Create intentional and serendipitous community.

Community can be a place where you trust the people you’re around to ask them for recommendations. If someone intentionally asks for a copyright lawyer, the EC can refer them to a copyright lawyer in the community.
But there’s something potentially more powerful – creating an opportunity for right place, right time meetings.
Two people meet at the community coffee pot and then something like this happens: “Hey, what’s your name? What’re you working on? Oh my gosh, that’s exactly the thing I need, can we have a conversation about it?”
I call this the “Small World Factor” – cue the boat ride.
You meet someone and afterwards say, oh my goodness, can you believe I just coincidentally met this person in this way? Whodathunkit?

Part of this comes from the focus of a community.  What the community is about generates the potential for the type of serendipity it will create for its members.

This is one of the most powerful aspects of community. Sam says, “The more serendipity you create, the more of a shot you have at community.”

How to monetize your community in a way that achieves your bigger picture goal.

Raise money.

The EC is a non-profit organization, so monetization looks a bit different for them than for many other communities. Their primary method for funding their operations is by raising money.

Use a membership program.

About 1/3 of the EC’s revenue is earned revenue from its Membership program and Accelerators. Membership starts as low as $49, and can grow based on other benefits.
The prices for the Accelerators vary; but part of their monetization is understanding what they don’t do to monetize – the EC does not take equity stake in people’s companies. Because of that, they do have a fee for their Accelerator programs. The fee can be a sliding scale based on revenue or background, it can vary based on the type or length of the program. Project Healthcare, for example, is $1,000 per month. Scholarships are often available thanks to individual and corporate donors.

Monetization should align with your goals and values.

Community is a valuable service, and it’s not wrong to make money from community. But your monetization method and amount should be congruent with the goals and values of your community.
But you should also be asking people to invest in themselves and their community.
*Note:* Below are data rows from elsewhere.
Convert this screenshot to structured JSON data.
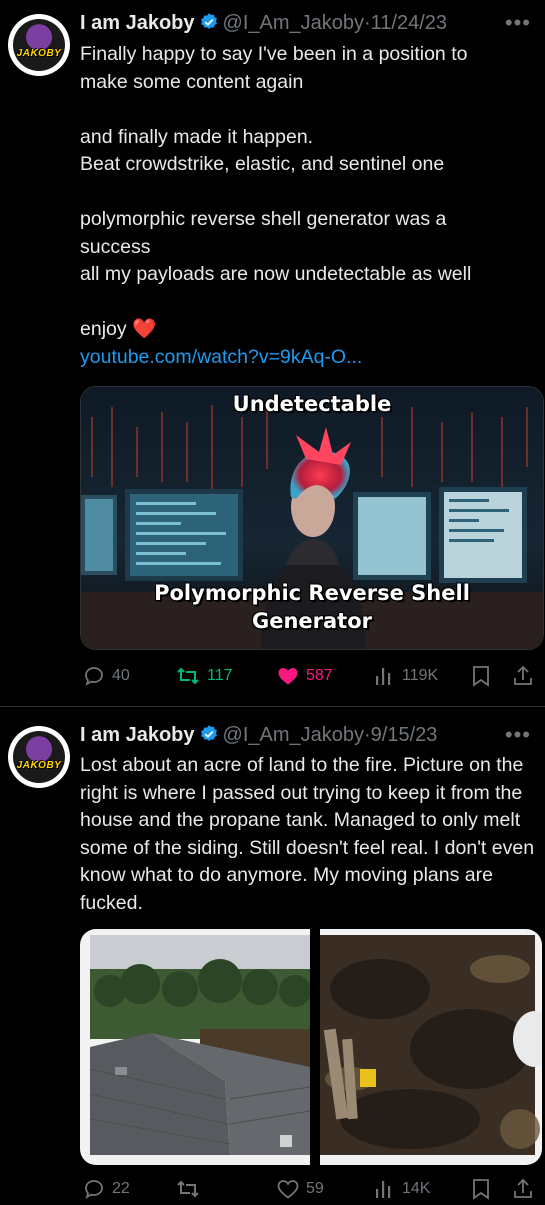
{
  "tweets": [
    {
      "author": {
        "name": "I am Jakoby",
        "handle": "@I_Am_Jakoby",
        "avatar_label": "JAKOBY"
      },
      "date": "11/24/23",
      "text_lines": [
        "Finally happy to say I've been in a position to make some content again",
        "",
        "and finally made it happen.\nBeat crowdstrike, elastic, and sentinel one",
        "",
        "polymorphic reverse shell generator was a success\nall my payloads are now undetectable as well",
        "",
        "enjoy ❤️"
      ],
      "link": "youtube.com/watch?v=9kAq-O...",
      "card": {
        "top_text": "Undetectable",
        "bottom_text": "Polymorphic Reverse Shell Generator"
      },
      "stats": {
        "replies": "40",
        "reposts": "117",
        "likes": "587",
        "views": "119K"
      }
    },
    {
      "author": {
        "name": "I am Jakoby",
        "handle": "@I_Am_Jakoby",
        "avatar_label": "JAKOBY"
      },
      "date": "9/15/23",
      "text": "Lost about an acre of land to the fire. Picture on the right is where I passed out trying to keep it from the house and the propane tank. Managed to only melt some of the siding. Still doesn't feel real. I don't even know what to do anymore. My moving plans are fucked.",
      "stats": {
        "replies": "22",
        "reposts": "",
        "likes": "59",
        "views": "14K"
      }
    }
  ],
  "colors": {
    "link": "#1d9bf0",
    "like_active": "#f91880",
    "repost_active": "#00ba7c",
    "muted": "#71767b",
    "verified": "#1d9bf0"
  }
}
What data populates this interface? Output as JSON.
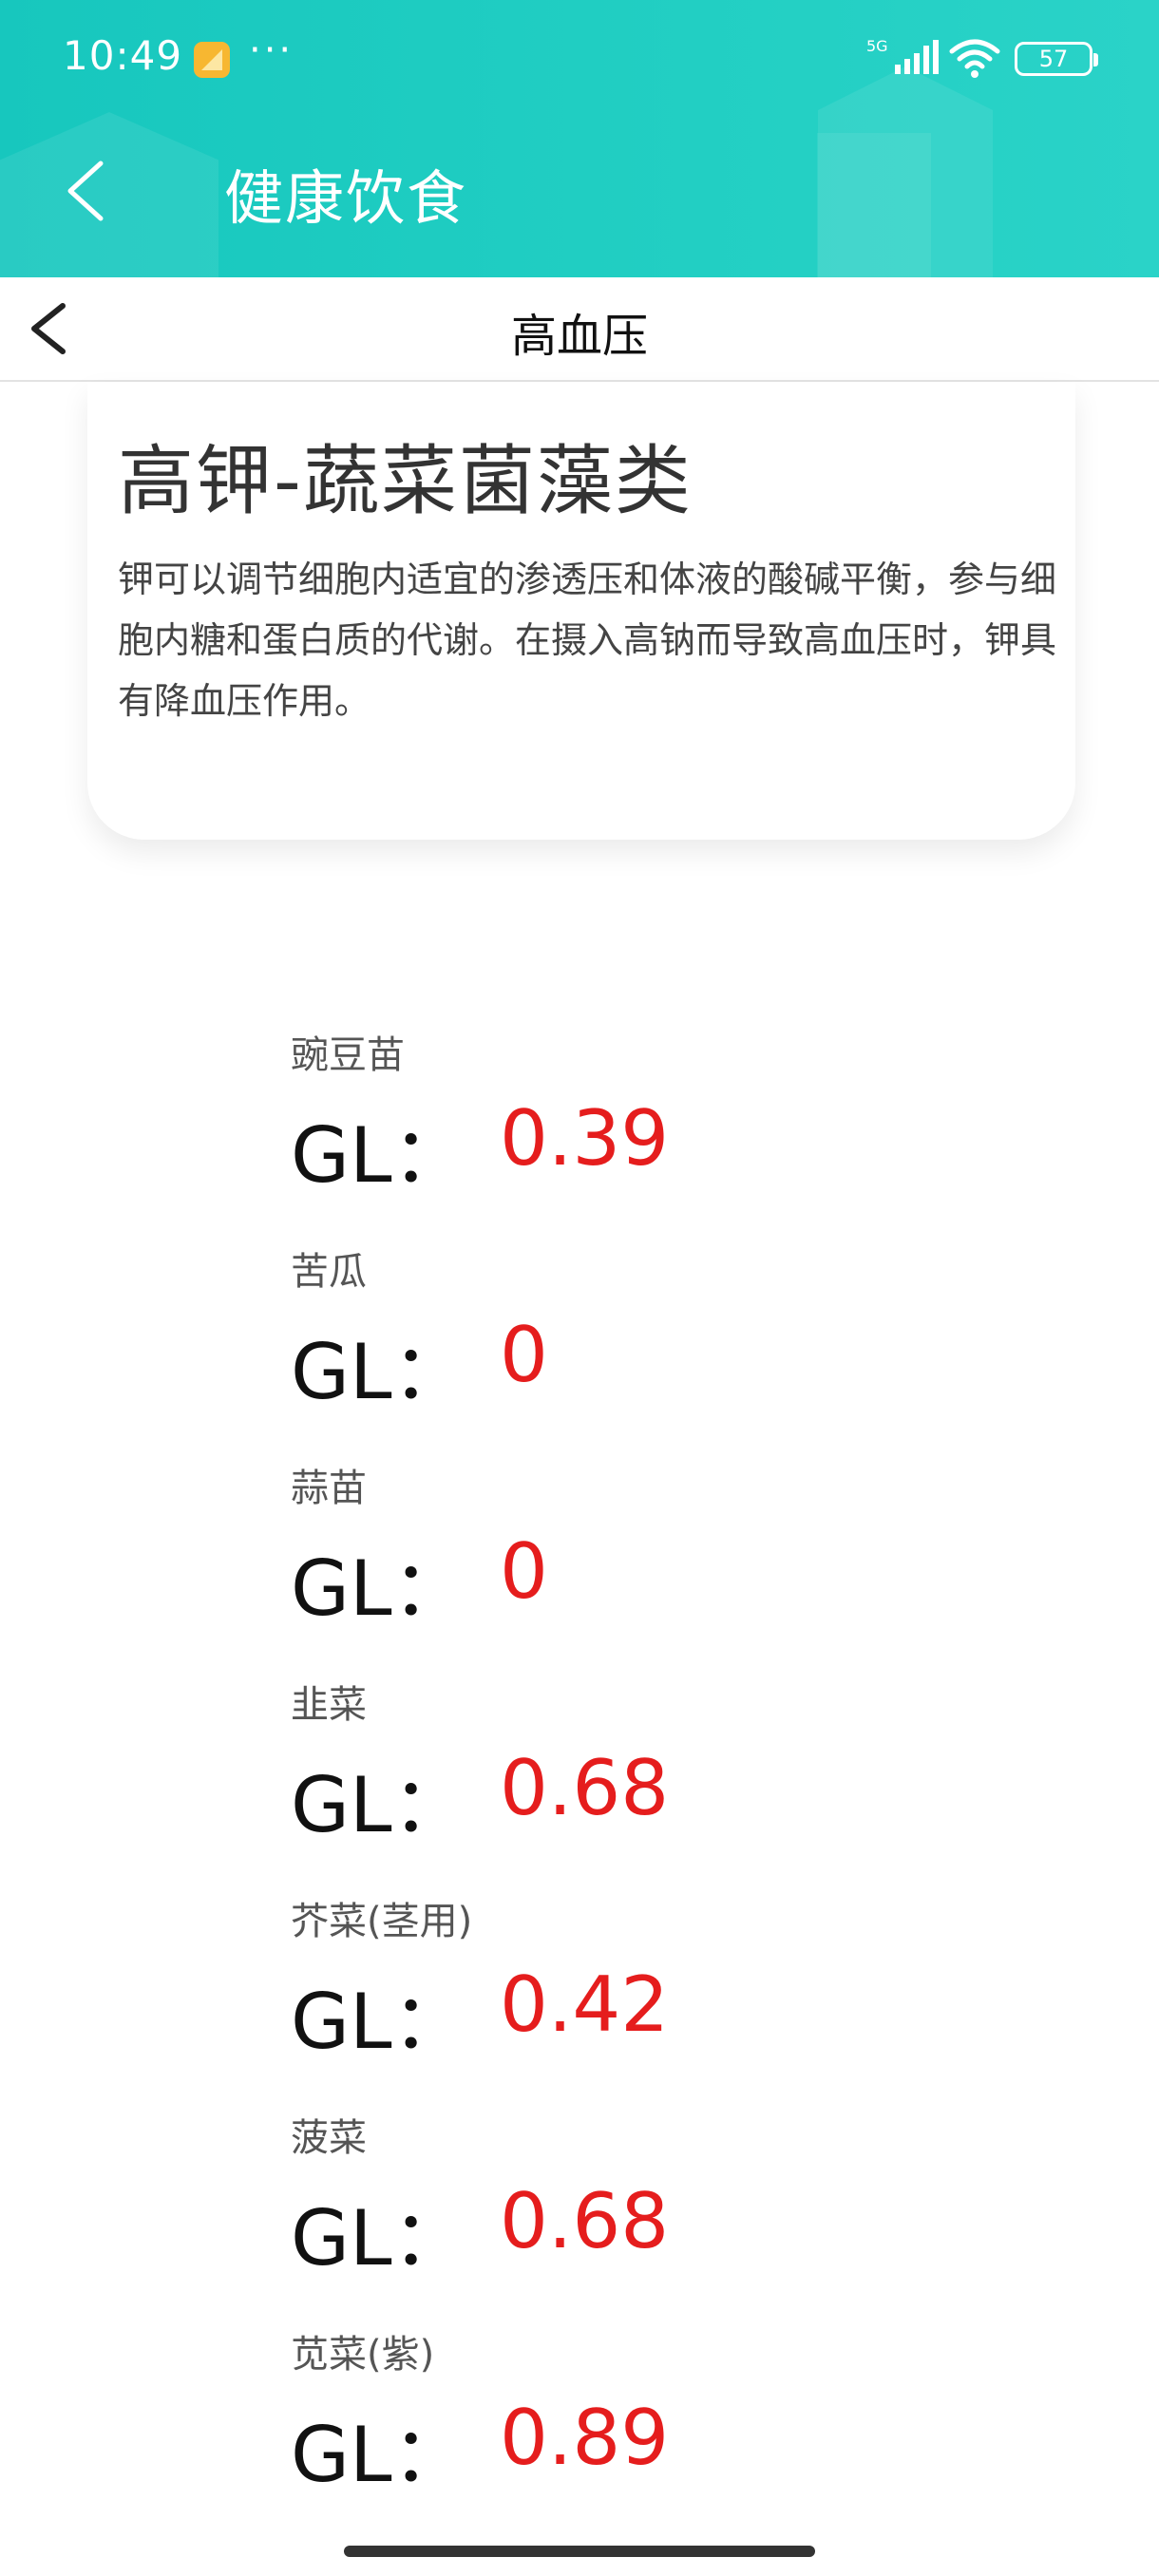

There’s something to be said for investing in your community. Sam says, “The things we invest in are the things we protect and grow.”

Measuring success requires a different metric in community.

The EC has served 14,000 entrepreneurs in its history.
It has raised $300 million dollars in venture capital, helped generate $400 million dollars in revenue, and $100 million dollars in exits.
But Sam tells the story of Madeleine, who was trying to get a major licensing contract for her startup, but was getting pushback on cybersecurity from the big corporation. The EC, serendipitously, was hosting a workshop on cybersecurity.
All of 4 people came to the workshop, and Sam thought the event was a total bust.
But Madeleine came, connected with the guy leading the workshop, got help getting cybersecurity insurance, signed the deal with the big client, and was off to the races.
The number of attendees is the data point most people look at. By that measure, the event was a failure. But there’s a bigger story underneath.

Data + Depth of story = a different view of success.

“I think community is always measured in depth. One thing I tell folks is worry less about the amount of people in your community and worry more about the amount of community in your people.”
A hundred people in a space is just a group, a mob, or an event.
“It’s not how many people can we count, it’s how many people can we count on.”

Community is always measured in depth. Worry less about the amount of people in your community, worry more about the amount of community in your people.

Build your community before you need it.

Sam believes we should always be building community and that it’s an act of perpetual creation.
The advice he wants to leave you with is: Take the call, go to the coffee, say hello. Because that person may not provide a direct benefit to you today, or vice versa, but having them in your network and in your community, for when those needs do align, is going to be priceless.